Par un mémoire en défense, enregistré le 22 mai 2025, le ministre d’Etat, ministre de l’intérieur conclut au rejet de la requête.
Il fait valoir que les moyens soulevés par le requérant ne sont pas fondés.
Vu les autres pièces du dossier.
Vu :
— le code des relations entre le public et l’administration ;
— le code de la sécurité intérieure ;
— la décision n° 2017-695 QPC du 29 mars 2018 du Conseil constitutionnel ;
— le code de justice administrative.
Les parties ont été régulièrement averties du jour de l’audience.
Ont été entendus au cours de l’audience publique du 23 mai 2025 :
— le rapport de M. M. , président-rapporteur,
— les conclusions de M. B, rapporteur public,
— et les observations de Me Abid représentant Mme E agissant au nom de son fils mineur, A F, le ministre d’Etat, ministre de l’intérieur et le préfet des Alpes-Maritimes n’étant ni présents, ni représentés.
Considérant ce qui suit :
1. Par un arrêté du 30 avril 2025, notifié le 5 mai suivant, le ministre d’Etat, ministre de l’intérieur a, sur le fondement des articles L. 228-1 et L. 228-2 du code de la sécurité intérieure, prononcé à l’encontre de M. A F, né le 4 janvier 2008 à Kebili (Tunisie), une mesure individuelle de contrôle administratif et de surveillance, d’une durée de trois mois, lui interdisant, d’une part, de se déplacer en dehors du territoire de la commune de B et d’autre part, lui faisant obligation de se présenter à 7 heures, au commissariat de police de B, caserne Auvare, tous les jours de la semaine, y compris les dimanches, les jours fériés ou chômés. Le même arrêté lui fait interdiction de paraître du 6 au 13 juin 2025 dans le périmètre des évènements organisés dans la cadre de la 3ème Conférence des Nations-Unies sur l’Océan. Mme D E, en qualité de représentant légal de M. F, demande l’annulation de cet arrêté en toutes ses dispositions.
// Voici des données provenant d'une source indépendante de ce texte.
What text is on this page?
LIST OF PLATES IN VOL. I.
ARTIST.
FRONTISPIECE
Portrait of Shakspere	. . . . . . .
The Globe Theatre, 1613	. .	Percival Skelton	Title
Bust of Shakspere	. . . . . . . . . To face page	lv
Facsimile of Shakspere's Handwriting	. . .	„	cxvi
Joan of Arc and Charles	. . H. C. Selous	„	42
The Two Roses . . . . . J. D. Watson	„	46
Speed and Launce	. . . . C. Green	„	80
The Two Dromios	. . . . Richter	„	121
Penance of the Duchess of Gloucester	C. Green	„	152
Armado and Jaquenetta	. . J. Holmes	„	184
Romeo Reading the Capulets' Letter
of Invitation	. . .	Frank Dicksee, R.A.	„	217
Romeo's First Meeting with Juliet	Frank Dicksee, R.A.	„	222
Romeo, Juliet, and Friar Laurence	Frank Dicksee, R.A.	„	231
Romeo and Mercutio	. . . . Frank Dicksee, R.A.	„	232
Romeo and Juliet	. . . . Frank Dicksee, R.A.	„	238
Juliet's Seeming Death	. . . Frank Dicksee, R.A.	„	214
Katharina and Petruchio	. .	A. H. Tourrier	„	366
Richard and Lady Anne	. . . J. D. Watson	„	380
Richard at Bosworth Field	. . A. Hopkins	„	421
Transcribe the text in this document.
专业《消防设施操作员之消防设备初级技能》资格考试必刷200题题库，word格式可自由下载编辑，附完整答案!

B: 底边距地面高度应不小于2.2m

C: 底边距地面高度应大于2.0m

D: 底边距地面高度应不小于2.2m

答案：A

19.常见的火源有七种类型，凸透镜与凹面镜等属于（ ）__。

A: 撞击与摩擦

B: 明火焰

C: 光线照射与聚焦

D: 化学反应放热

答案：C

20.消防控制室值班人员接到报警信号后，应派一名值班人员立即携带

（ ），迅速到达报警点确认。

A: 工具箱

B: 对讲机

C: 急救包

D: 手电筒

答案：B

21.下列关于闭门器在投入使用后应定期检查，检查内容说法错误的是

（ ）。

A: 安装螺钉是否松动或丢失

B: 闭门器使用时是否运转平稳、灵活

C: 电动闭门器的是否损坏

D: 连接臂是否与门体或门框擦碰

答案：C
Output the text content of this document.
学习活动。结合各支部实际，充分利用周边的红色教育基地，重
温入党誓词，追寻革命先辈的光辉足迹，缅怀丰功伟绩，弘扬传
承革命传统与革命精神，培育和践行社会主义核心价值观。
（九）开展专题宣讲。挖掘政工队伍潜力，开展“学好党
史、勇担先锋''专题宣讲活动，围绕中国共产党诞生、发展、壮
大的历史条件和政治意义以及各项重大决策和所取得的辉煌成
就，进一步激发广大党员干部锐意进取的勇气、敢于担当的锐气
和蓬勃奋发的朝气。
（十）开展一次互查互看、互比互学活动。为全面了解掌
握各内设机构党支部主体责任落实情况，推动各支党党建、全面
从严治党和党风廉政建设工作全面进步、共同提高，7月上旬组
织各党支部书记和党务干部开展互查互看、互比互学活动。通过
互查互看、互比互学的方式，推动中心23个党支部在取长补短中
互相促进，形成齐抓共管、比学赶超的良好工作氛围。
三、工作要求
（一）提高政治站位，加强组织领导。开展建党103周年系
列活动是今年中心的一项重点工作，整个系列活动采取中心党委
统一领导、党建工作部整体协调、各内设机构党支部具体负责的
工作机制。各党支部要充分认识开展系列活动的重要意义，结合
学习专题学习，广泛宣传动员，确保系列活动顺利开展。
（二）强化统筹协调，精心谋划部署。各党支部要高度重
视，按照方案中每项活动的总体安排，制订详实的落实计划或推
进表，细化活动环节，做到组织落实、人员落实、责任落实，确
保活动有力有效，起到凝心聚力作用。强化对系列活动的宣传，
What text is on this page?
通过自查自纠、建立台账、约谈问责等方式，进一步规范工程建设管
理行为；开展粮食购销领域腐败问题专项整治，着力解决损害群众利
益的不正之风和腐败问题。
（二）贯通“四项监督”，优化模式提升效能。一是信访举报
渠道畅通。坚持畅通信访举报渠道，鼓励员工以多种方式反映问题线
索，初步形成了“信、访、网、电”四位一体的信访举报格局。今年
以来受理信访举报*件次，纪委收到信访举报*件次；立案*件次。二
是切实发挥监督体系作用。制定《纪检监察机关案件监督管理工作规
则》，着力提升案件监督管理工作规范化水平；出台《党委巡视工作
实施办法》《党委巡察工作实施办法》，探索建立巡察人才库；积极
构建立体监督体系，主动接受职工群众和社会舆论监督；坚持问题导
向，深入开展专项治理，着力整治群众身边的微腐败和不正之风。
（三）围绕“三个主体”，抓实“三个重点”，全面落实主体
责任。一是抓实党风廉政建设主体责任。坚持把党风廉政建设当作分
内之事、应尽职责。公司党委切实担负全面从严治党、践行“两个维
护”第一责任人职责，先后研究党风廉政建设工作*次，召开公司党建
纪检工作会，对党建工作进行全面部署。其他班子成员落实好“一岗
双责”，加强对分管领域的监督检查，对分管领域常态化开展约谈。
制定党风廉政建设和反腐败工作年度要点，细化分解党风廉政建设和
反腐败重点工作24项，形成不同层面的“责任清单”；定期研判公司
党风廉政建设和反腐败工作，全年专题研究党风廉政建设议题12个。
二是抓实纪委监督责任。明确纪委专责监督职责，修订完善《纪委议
Sur l’admission à l’aide juridictionnelle provisoire :
2. Aux termes de l’article 20 de la loi du 10 juillet 1991 : « Dans les cas d’urgence (), l’admission provisoire à l’aide juridictionnelle peut être prononcée par la juridiction compétente ou son président »
3. Il y a lieu, dans les circonstances de l’espèce, de prononcer l’admission provisoire de Mme E, qui justifie du dépôt d’une demande d’aide juridictionnelle, au bénéfice de l’aide juridictionnelle.
Sur les conclusions aux fins d’annulation :
En ce qui concerne la signature de l’arrêté attaqué :
4. En premier lieu, aux termes de l’article L. 212-1 du code des relations entre le public et l’administration dispose que : « Toute décision prise par une administration comporte la signature de son auteur ainsi que la mention, en caractères lisibles, du prénom, du nom et de la qualité de celui-ci. / Toutefois, les décisions fondées sur des motifs en lien avec la prévention d’actes de terrorisme sont prises dans des conditions qui préservent l’anonymat de leur signataire. Seule une ampliation de cette décision peut être notifiée à la personne concernée ou communiquée à des tiers, l’original signé, qui seul fait apparaître les nom, prénom et qualité du signataire, étant conservé par l’administration. ».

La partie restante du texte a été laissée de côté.